Institute for Clinical Genetics, Faculty of Medicine Carl Gustav Carus, Dresden University of Technology, Dresden, Germany.
PLoS One. 2014 Jun 23;9(6):e100295. doi: 10.1371/journal.pone.0100295. eCollection 2014.
Changes in gene expression programs play a central role in cancer. Chromosomal aberrations such as deletions, duplications and translocations of DNA segments can lead to highly significant positive correlations of gene expression levels of neighboring genes. This should be utilized to improve the analysis of tumor expression profiles. Here, we develop a novel model class of autoregressive higher-order Hidden Markov Models (HMMs) that carefully exploit local data-dependent chromosomal dependencies to improve the identification of differentially expressed genes in tumor. Autoregressive higher-order HMMs overcome generally existing limitations of standard first-order HMMs in the modeling of dependencies between genes in close chromosomal proximity by the simultaneous usage of higher-order state-transitions and autoregressive emissions as novel model features. We apply autoregressive higher-order HMMs to the analysis of breast cancer and glioma gene expression data and perform in-depth model evaluation studies. We find that autoregressive higher-order HMMs clearly improve the identification of overexpressed genes with underlying gene copy number duplications in breast cancer in comparison to mixture models, standard first- and higher-order HMMs, and other related methods. The performance benefit is attributed to the simultaneous usage of higher-order state-transitions in combination with autoregressive emissions. This benefit could not be reached by using each of these two features independently. We also find that autoregressive higher-order HMMs are better able to identify differentially expressed genes in tumors independent of the underlying gene copy number status in comparison to the majority of related methods. This is further supported by the identification of well-known and of previously unreported hotspots of differential expression in glioblastomas demonstrating the efficacy of autoregressive higher-order HMMs for the analysis of individual tumor expression profiles. Moreover, we reveal interesting novel details of systematic alterations of gene expression levels in known cancer signaling pathways distinguishing oligodendrogliomas, astrocytomas and glioblastomas. An implementation is available under www.jstacs.de/index.php/ARHMM.
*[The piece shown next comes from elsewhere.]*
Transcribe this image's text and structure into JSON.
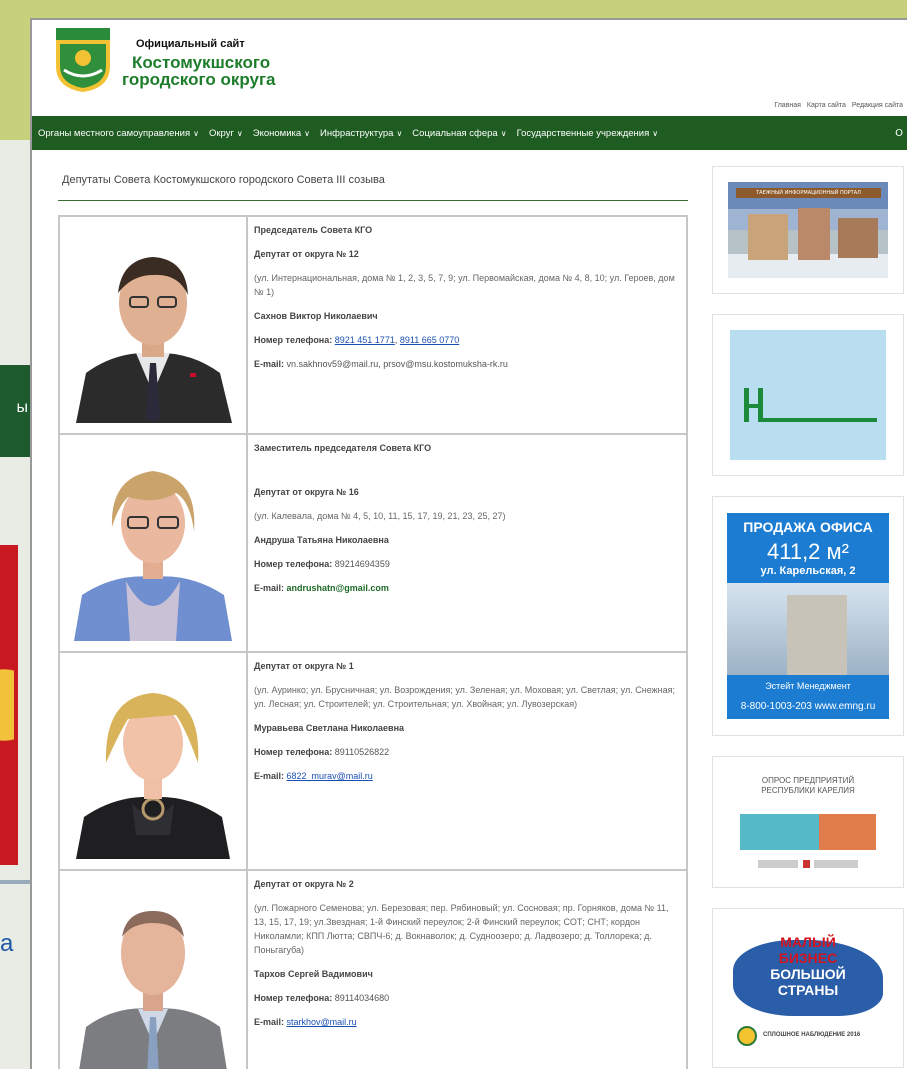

基因表达程序的变化在癌症中起着核心作用。诸如DNA片段的缺失、重复和易位等染色体畸变可导致相邻基因的基因表达水平高度显著正相关。应利用这一点来改进肿瘤表达谱的分析。在此,我们开发了一种新型的自回归高阶隐马尔可夫模型(HMM),该模型仔细利用局部数据依赖的染色体依赖性,以改进肿瘤中差异表达基因的识别。自回归高阶HMM通过同时使用高阶状态转移和自回归发射作为新的模型特征,克服了标准一阶HMM在模拟紧密染色体邻近区域基因之间依赖性时普遍存在的局限性。我们将自回归高阶HMM应用于乳腺癌和神经胶质瘤基因表达数据的分析,并进行深入的模型评估研究。我们发现,与混合模型、标准一阶和高阶HMM以及其他相关方法相比,自回归高阶HMM在识别乳腺癌中具有潜在基因拷贝数重复的过表达基因方面有明显改进。性能优势归因于高阶状态转移与自回归发射的同时使用。单独使用这两个特征中的任何一个都无法达到这种优势。我们还发现,与大多数相关方法相比,自回归高阶HMM能够更好地识别肿瘤中差异表达的基因,而与潜在的基因拷贝数状态无关。在胶质母细胞瘤中识别出众所周知和先前未报道的差异表达热点,进一步证明了自回归高阶HMM在分析个体肿瘤表达谱方面的有效性。此外,我们揭示了已知癌症信号通路中基因表达水平系统性改变的有趣新细节,这些细节区分了少突胶质细胞瘤、星形细胞瘤和胶质母细胞瘤。可在www.jstacs.de/index.php/ARHMM上获取实现方法。